Basta vontade política para o vôo solo da Varig

GRAZIELLA BAGGIO

O processo de desregulamentação do transporte aéreo, implementado a partir do início da década de 90, pode ser apontado como o maior responsável pela situação pré-falimentar de nossas principais empresas aéreas. Das quatro maiores companhias de então, a Transbrasil quebrou e, se nada for feito, a Varig, a TAM e a Vasp trilharão o mesmo caminho.
Não é por outra razão que o Comitê Técnico de Políticas Públicas, instituído pelo governo em abril, propõe a revisão do atual marco regulatório. O relatório final do comitê, entre outras propostas, incluiu o controle do excesso de oferta. Caso essa medida seja implementada, será possível retomar o crescimento sustentado do transporte aéreo brasileiro e gerar superávits suficientes para fazer frente ao pesado endividamento vigente. Essa meta, no entanto, está condicionada à negociação do alongamento do perfil da dívida que está asfixiando as empresas aéreas brasileiras. O caso da Varig é um bom exemplo para confirmar essa tese.
Em junho de 2002, a oferta do Grupo Varig apresentava um aproveitamento médio de 58% da capacidade de suas aeronaves. Havia, portanto, uma clara necessidade de redução da oferta de assentos. Passados 12 meses, em junho de 2003, a oferta foi reduzida em 30%. A demanda, contudo, devido ao quadro recessivo observado na economia brasileira, foi reduzida em 26,6%. Assim, apesar da melhora verificada na ocupação de suas aeronaves (61%), esta não foi suficiente para que a empresa atingisse o ponto de equilíbrio.
Apesar do desequilíbrio, a partir de maio deste ano a Varig passou a operar com resultado positivo de aproximadamente US$ 4 milhões. Esse lucro operacional pode aumentar com a perspectiva de redução da taxa de juros no segundo semestre.

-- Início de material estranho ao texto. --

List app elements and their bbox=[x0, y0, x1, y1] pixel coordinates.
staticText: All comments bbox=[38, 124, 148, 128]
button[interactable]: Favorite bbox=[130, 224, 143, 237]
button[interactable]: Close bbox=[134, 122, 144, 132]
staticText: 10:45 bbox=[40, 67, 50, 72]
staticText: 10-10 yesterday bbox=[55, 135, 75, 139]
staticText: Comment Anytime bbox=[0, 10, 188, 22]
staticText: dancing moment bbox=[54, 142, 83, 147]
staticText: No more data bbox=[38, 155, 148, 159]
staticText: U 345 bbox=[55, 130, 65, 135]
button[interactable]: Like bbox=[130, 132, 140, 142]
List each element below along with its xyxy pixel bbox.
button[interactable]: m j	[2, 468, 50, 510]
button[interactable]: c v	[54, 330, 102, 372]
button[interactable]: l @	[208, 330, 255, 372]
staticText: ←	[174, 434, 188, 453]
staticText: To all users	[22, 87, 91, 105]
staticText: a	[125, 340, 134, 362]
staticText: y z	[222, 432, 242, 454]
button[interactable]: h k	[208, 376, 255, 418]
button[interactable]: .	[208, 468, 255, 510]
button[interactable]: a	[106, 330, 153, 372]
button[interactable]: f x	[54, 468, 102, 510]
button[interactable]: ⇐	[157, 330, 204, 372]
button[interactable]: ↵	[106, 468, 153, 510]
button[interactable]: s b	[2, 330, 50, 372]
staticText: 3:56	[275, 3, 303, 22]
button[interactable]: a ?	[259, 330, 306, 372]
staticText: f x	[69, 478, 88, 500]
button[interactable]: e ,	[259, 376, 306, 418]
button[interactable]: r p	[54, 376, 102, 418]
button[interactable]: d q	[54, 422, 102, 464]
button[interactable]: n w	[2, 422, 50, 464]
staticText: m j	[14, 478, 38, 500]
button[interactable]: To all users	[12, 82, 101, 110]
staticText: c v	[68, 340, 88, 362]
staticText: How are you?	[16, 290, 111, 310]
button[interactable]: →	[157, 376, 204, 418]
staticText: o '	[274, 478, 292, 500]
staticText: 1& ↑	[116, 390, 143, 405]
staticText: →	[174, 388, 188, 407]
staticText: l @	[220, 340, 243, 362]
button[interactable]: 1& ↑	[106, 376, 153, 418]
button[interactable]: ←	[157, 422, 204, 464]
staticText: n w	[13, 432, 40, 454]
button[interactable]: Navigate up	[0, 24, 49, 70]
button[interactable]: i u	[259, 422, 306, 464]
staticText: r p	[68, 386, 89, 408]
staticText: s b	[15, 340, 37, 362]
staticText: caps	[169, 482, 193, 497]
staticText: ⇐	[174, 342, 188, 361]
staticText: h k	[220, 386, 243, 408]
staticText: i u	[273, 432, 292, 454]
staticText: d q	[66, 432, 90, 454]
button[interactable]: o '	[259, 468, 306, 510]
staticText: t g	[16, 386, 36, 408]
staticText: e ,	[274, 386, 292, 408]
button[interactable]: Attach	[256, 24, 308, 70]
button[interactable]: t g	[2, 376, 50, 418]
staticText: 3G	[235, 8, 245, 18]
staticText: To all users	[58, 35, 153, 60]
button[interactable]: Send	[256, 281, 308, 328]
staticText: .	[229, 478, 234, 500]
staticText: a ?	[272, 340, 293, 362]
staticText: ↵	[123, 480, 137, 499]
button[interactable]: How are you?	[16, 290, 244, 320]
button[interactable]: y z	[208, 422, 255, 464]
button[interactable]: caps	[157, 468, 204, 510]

Com a manutenção da oferta da Varig no mercado doméstico nos níveis atuais e a demanda recuperando o patamar do ano passado, a empresa passaria a operar com um aproveitamento de 83% de sua capacidade, índice mais que suficiente para viabilizar o vôo solo da empresa.
Em maio, a receita unitária da empresa foi de US$ 0,0677. Na hipótese de esse valor ter permanecido constante em junho e multiplicando-o pelo total de passageiros/km transportados nos mercados doméstico e internacional relativos a junho de 2002 (2.405.951), chegamos a uma receita líquida de vôo de US$ 162,9 milhões. Subtraindo-se o total de custos/despesas referente a maio/2003, mantido constante para junho (US$ 148,6 milhões), o resultado é um "superávit" de US$ 14,3 milhões, que, projetado para 12 meses, gera um total positivo de US$ 171,6 milhões.
Com base nesse resultado, a Varig poderia enfrentar a sua dívida, estimada em torno de US$ 1,2 bilhão. Com uma taxa de juros de 8% ao ano (em US$) e amortização de US$ 150 milhões anuais, no prazo de 13 anos a dívida estaria totalmente quitada e ainda sobrariam US$ 22 milhões ao ano para investimentos da empresa.
Os sindicatos dos aeronautas e aeroviários encaminharam ao governo federal uma proposta alternativa à fusão que garante a sobrevivência financeira e operacional das companhias aéreas, mantém a concorrência no setor e preserva milhares de empregos. A base dessa proposta é o alongamento do perfil da dívida pública da Varig, com três anos de carência e 15 anos de prazo para a amortização, e a negociação de deságios com seus principais credores privados. Essa é uma alternativa viável para a empresa retomar a sua trajetória de crescimento e fortalecer o conjunto da aviação civil brasileira.
A proposta de fusão entre a Varig e a TAM, pelo contrário, é a certeza de concentração do mercado doméstico, graves prejuízos para a competição no setor aéreo e milhares de demissões de trabalhadores. A fusão também exigirá que o BNDES faça pesados desembolsos para socorrer empresas privadas. Portanto a Varig apresenta todas as condições necessárias para prosseguir em vôo solo. Basta haver vontade política do governo Lula.


Graziella Baggio, 46, comissária de vôo, é presidente do Sindicato Nacional dos Aeronautas.

Hoje, excepcionalmente, a coluna de Antonio Barros de Castro não é publicada.